O senador Lasier Martins (Podemos-RS) apresentou um destaque para incluir a parte sul do Rio Grande do Sul entre as regiões beneficiadas pela MP. Ele disse que a região tem poucas indústrias, poucos empregos e tem enfrentado um grande êxodo dos seus moradores, que buscam oportunidades em outros estados. Na mesma linha, o senador Alvaro Dias (Podemos-PR) apresentou um destaque para beneficiar as montadoras do seu estado.

Diante dos apelos do relator e do líder do governo no Senado, Fernando Bezerra Coelho (MDB-PE), os destaques foram retirados por seus autores. Fernando Bezerra Coelho anunciou o compromisso de cobrar da Câmara a votação do projeto que cria a Região Integrada de Desenvolvimento do Rio Grande do Sul (PLP 543/2018).

O projeto é de autoria do senador Lasier Martins, teve o senador Paulo Paim (PT-RS) como relator, e busca promover o desenvolvimento da parte sul do estado gaúcho. A matéria foi aprovada no Senado no final de 2018.

Igualdade

O senador Marcos Rogério (DEM-RO), que presidiu a sessão, elogiou o relator pelo voto “conciso e substancioso”. O senador Esperidião Amin (PP-SC) fez questão de ressaltar que não é contrário aos subsídios, mas defendeu uma avaliação da relação custo-benefício desse tipo de desoneração. Ele, no entanto, manifestou apoio à MP, pois é um projeto “setorial e uma necessidade diante da pandemia”.

O senador Major Olimpio (PSL-SP) manifestou voto contrário, ao apontar que a MP “vai trazer um prejuízo enorme para todas as montadoras do Sul e do Sudeste”. Já o senador Ney Suassuna (Republicanos-PB) disse que a matéria é muito importante para o Norte, o Nordeste e o Centro-Oeste.

O senador Rogério Carvalho (PT-SE) ressaltou que os incentivos são muito importantes para os estados menos favorecidos, como forma de buscar mais igualdade entre as regiões.

– Essa polarização entre os estados não é boa para o Brasil. As pessoas precisam entender que é preciso que a gente redistribua um pouco a riqueza que a gente tem. Precisamos superar essa questão bairrista – afirmou o senador.

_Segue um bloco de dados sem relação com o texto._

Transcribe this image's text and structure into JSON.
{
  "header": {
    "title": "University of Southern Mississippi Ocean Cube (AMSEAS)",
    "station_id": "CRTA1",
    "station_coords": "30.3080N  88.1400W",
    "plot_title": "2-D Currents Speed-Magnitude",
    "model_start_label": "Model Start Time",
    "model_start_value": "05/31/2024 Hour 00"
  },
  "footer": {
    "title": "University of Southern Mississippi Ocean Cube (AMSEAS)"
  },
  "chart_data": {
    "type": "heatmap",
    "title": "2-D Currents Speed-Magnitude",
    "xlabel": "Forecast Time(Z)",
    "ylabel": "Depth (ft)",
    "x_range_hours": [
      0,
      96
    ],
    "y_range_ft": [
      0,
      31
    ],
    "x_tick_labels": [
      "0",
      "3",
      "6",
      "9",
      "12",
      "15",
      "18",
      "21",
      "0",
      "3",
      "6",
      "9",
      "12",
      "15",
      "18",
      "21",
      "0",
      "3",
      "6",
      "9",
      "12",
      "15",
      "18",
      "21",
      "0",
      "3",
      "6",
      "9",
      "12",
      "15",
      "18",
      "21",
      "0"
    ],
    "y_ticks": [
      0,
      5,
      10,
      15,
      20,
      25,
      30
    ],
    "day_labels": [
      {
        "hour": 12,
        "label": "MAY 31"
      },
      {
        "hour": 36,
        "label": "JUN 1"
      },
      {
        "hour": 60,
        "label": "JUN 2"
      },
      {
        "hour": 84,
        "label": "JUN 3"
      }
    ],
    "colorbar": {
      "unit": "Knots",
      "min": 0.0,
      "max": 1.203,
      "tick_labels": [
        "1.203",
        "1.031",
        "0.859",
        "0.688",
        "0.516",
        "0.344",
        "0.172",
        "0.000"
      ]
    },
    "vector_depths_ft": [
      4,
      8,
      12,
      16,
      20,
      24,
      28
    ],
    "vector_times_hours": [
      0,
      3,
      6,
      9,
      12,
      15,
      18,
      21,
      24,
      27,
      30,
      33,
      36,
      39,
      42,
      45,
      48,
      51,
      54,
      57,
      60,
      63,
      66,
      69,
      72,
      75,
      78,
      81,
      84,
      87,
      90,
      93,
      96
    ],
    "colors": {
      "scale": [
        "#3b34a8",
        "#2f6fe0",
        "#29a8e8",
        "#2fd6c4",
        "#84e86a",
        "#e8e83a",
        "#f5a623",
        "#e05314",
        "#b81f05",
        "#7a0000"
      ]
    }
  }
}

O senador Izalci Lucas (PSDB-DF) parabenizou o senador Luiz do Carmo pelo relatório, e destacou a inclusão da região Centro-Oeste entre as regiões beneficiadas. O senador Otto Alencar (PSD-BA) disse que as regiões Sul e Sudeste têm mais de 20 montadoras e o Nordeste e o Centro-Oeste têm apenas três. Daí a importância da MP.

Ele ainda lamentou a “discriminação odiosa” que muitos brasileiros têm com seus irmãos do Nordeste. Os senadores Paulo Paim, Rose de Freitas (Podemos-ES) e Eduardo Braga (MDB-AM) também elogiaram o trabalho do relator e destacaram a importância da MP.

— Esta MP vem para manter a estruturação neste momento de pandemia, como forma de manter os empregos nessas regiões – declarou Eduardo Braga.

 

(*) Com informações da Agência Senado.